Pricing Summary (GBP, as of 2026)

  • Teams: approximately £3.50 per user per month (billed annually) — up to 50 users
  • Business: approximately £6.00 per user per month (billed annually) — unlimited users
  • Business + Advanced SSO: additional approximately £2.00 per user per month
  • Business + Advanced MFA: additional approximately £2.00 per user per month

Pricing is listed in USD on the LastPass website and converted at the prevailing rate. UK businesses purchasing via a reseller or through a Microsoft partner channel may see slightly different pricing. All tiers include a free trial period.

Who LastPass Business Is Right For

LastPass Business makes the most sense for organisations that already have it in use and are evaluating whether to standardise on it, or for teams that need a well-integrated, policy-driven password manager with strong MFA support and a straightforward admin experience. The Active Directory and Azure AD integration is mature and works reliably in Microsoft-first environments, which covers the majority of UK SMBs.

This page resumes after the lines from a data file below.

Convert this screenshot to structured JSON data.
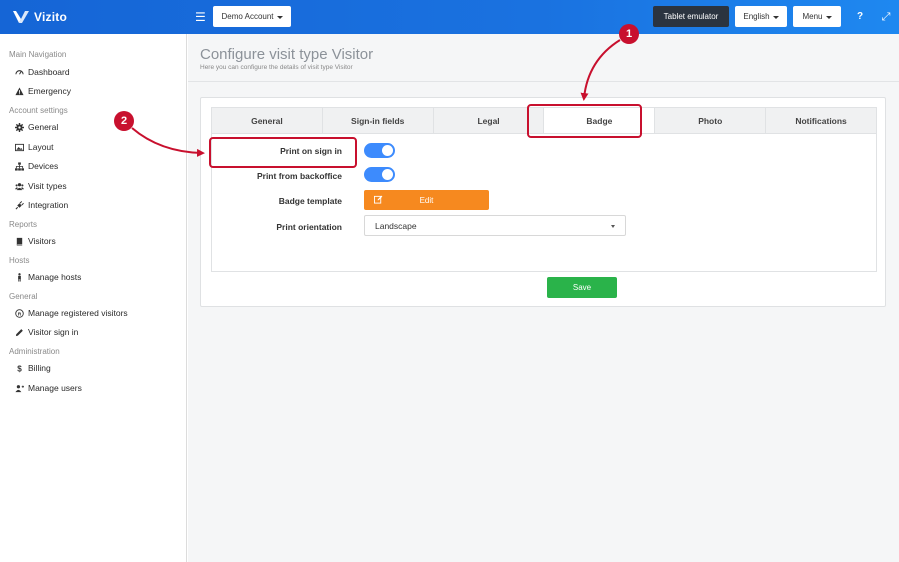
{
  "app": {
    "logo_text": "Vizito"
  },
  "topbar": {
    "account_label": "Demo Account",
    "tablet_label": "Tablet emulator",
    "language_label": "English",
    "menu_label": "Menu",
    "help_glyph": "?",
    "expand_glyph": "⤢"
  },
  "sidebar": {
    "sections": [
      {
        "heading": "Main Navigation",
        "items": [
          {
            "label": "Dashboard",
            "icon": "gauge-icon"
          },
          {
            "label": "Emergency",
            "icon": "warning-icon"
          }
        ]
      },
      {
        "heading": "Account settings",
        "items": [
          {
            "label": "General",
            "icon": "gear-icon"
          },
          {
            "label": "Layout",
            "icon": "image-icon"
          },
          {
            "label": "Devices",
            "icon": "sitemap-icon"
          },
          {
            "label": "Visit types",
            "icon": "users-icon"
          },
          {
            "label": "Integration",
            "icon": "plug-icon"
          }
        ]
      },
      {
        "heading": "Reports",
        "items": [
          {
            "label": "Visitors",
            "icon": "book-icon"
          }
        ]
      },
      {
        "heading": "Hosts",
        "items": [
          {
            "label": "Manage hosts",
            "icon": "male-icon"
          }
        ]
      },
      {
        "heading": "General",
        "items": [
          {
            "label": "Manage registered visitors",
            "icon": "registered-icon"
          },
          {
            "label": "Visitor sign in",
            "icon": "pencil-icon"
          }
        ]
      },
      {
        "heading": "Administration",
        "items": [
          {
            "label": "Billing",
            "icon": "dollar-icon"
          },
          {
            "label": "Manage users",
            "icon": "user-plus-icon"
          }
        ]
      }
    ]
  },
  "main": {
    "title": "Configure visit type Visitor",
    "subtitle": "Here you can configure the details of visit type Visitor",
    "tabs": [
      {
        "label": "General",
        "active": false
      },
      {
        "label": "Sign-in fields",
        "active": false
      },
      {
        "label": "Legal",
        "active": false
      },
      {
        "label": "Badge",
        "active": true
      },
      {
        "label": "Photo",
        "active": false
      },
      {
        "label": "Notifications",
        "active": false
      }
    ],
    "form": {
      "print_on_sign_in_label": "Print on sign in",
      "print_on_sign_in": true,
      "print_from_backoffice_label": "Print from backoffice",
      "print_from_backoffice": true,
      "badge_template_label": "Badge template",
      "edit_label": "Edit",
      "print_orientation_label": "Print orientation",
      "print_orientation_value": "Landscape"
    },
    "save_label": "Save"
  },
  "annotations": [
    {
      "number": "1",
      "target": "Badge tab"
    },
    {
      "number": "2",
      "target": "Print on sign in"
    }
  ],
  "colors": {
    "topbar": "#1a72e0",
    "toggle_on": "#3d8bfd",
    "edit_button": "#f6891f",
    "save_button": "#2ab34a",
    "annotation": "#c8102e"
  }
}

It is also a reasonable choice for organisations working towards Cyber Essentials Plus or ISO 27001 certification — the policy engine and audit logging give you the documentation evidence you need, and the MFA options cover the technical controls required. See our guide on password managers and ISO 27001 compliance for more detail on what auditors typically look for.

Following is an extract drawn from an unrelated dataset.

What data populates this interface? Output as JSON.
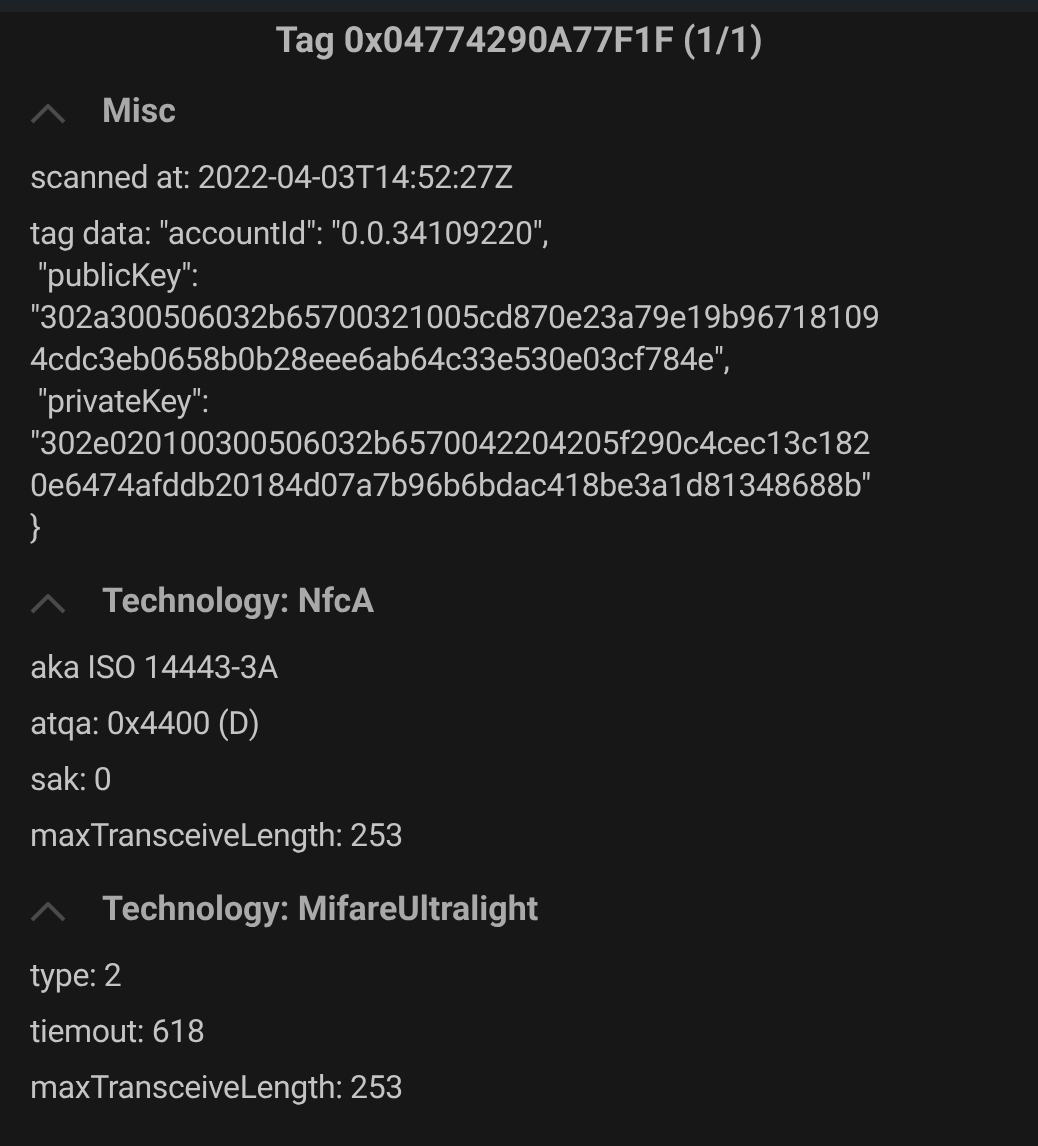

Where LastPass is less compelling is for organisations starting fresh with no existing investment in the platform and a strong preference to avoid any product with a breach history. In that scenario, 1Password Business is the most natural alternative — comparable features, stronger post-breach reputation. But for teams already using LastPass and managing it properly, switching has a meaningful cost and a limited security benefit if current best practices are in place.

Where It Falls Short

The mobile experience, while functional, lags behind the browser extension in terms of reliability and autofill accuracy — a common complaint and one that has not been fully resolved despite several major app updates. The SSO application catalogue, while broad, requires the paid add-on to go beyond three integrations, which feels like a feature that should be included in the Business base price. Customer support response times for non-enterprise accounts can also be slow.

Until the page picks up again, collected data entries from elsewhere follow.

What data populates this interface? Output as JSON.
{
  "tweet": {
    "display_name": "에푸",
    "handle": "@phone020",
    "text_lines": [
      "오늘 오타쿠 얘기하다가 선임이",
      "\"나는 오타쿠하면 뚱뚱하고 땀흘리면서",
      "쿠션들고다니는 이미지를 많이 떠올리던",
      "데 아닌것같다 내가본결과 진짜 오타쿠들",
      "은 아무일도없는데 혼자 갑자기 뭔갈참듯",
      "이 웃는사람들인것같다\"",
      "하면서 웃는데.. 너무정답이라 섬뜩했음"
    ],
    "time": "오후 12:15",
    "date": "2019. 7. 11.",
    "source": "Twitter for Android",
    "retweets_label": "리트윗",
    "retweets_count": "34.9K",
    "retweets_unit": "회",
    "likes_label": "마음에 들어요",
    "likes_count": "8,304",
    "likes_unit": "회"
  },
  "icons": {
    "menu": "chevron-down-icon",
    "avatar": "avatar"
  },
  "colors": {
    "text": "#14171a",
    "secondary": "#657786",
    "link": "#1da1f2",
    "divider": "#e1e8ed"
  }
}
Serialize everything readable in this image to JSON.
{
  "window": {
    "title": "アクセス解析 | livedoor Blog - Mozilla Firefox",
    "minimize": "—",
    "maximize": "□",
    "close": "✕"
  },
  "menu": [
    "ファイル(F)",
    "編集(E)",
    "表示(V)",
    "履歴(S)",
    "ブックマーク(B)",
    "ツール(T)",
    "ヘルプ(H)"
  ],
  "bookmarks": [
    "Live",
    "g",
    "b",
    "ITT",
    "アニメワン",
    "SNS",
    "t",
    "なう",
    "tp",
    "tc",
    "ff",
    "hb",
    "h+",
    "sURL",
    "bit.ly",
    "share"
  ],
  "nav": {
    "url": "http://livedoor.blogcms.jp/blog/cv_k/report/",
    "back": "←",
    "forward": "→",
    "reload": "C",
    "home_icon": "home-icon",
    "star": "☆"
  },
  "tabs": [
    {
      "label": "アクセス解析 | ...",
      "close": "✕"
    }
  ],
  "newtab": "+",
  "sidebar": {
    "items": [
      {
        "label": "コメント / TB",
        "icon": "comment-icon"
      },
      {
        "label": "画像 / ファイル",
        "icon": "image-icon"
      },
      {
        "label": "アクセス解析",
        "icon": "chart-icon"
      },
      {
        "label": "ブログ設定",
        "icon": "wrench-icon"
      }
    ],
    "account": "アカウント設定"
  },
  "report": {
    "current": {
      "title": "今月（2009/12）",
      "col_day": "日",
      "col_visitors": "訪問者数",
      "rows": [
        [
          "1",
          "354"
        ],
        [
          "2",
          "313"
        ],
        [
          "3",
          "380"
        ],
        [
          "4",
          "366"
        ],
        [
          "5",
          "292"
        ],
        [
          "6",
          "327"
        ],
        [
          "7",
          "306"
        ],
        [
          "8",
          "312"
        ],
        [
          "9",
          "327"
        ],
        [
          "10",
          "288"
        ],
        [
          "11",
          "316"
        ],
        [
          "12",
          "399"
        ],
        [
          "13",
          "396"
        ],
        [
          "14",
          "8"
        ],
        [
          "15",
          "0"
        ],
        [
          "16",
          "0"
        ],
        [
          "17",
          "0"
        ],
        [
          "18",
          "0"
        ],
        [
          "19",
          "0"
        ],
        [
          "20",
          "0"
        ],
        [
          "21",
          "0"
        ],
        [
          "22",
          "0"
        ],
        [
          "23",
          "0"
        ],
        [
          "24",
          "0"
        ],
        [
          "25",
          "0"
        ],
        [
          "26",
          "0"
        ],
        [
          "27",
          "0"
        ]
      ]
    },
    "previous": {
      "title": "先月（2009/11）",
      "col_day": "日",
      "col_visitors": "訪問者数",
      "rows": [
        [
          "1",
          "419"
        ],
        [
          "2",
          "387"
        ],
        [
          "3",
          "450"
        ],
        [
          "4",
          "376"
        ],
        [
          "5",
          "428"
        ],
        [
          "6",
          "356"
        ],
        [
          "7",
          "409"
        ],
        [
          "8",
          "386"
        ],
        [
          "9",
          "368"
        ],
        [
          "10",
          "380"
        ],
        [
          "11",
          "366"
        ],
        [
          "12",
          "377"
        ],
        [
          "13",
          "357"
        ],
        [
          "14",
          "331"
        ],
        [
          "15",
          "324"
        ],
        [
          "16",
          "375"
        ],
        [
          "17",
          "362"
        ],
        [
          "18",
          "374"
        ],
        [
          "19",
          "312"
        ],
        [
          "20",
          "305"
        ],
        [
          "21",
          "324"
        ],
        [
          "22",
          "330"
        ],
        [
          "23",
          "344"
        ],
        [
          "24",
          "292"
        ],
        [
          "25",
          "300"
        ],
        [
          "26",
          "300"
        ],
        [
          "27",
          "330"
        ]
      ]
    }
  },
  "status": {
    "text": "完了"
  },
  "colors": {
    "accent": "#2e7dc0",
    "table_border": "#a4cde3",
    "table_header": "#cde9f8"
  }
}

The breach, and specifically LastPass’s delayed and initially vague disclosure, damaged trust with security-conscious buyers in a way that pricing changes or product updates cannot fully repair. That is a legitimate concern and worth weighing honestly.

Verdict

LastPass Business remains a solid, capable password manager for UK teams. The admin tooling is mature, the MFA options are genuinely comprehensive, and the Azure AD integration works well in practice. The 2022 breach is a real mark against the product — not because the architecture failed, but because it happened at all and because the communication around it was poor. The honest answer is that it should not disqualify LastPass from consideration, but it should make you more rigorous about enforcing MFA and strong master password policies than you might otherwise be.

For businesses already using LastPass and happy with it: stay, enforce MFA, and use the policy engine properly. For businesses choosing a password manager for the first time: LastPass is a credible choice, but look at all the leading options before committing. For businesses where reputational risk from a vendor breach is a board-level concern: 1Password is the more defensible choice on that specific dimension.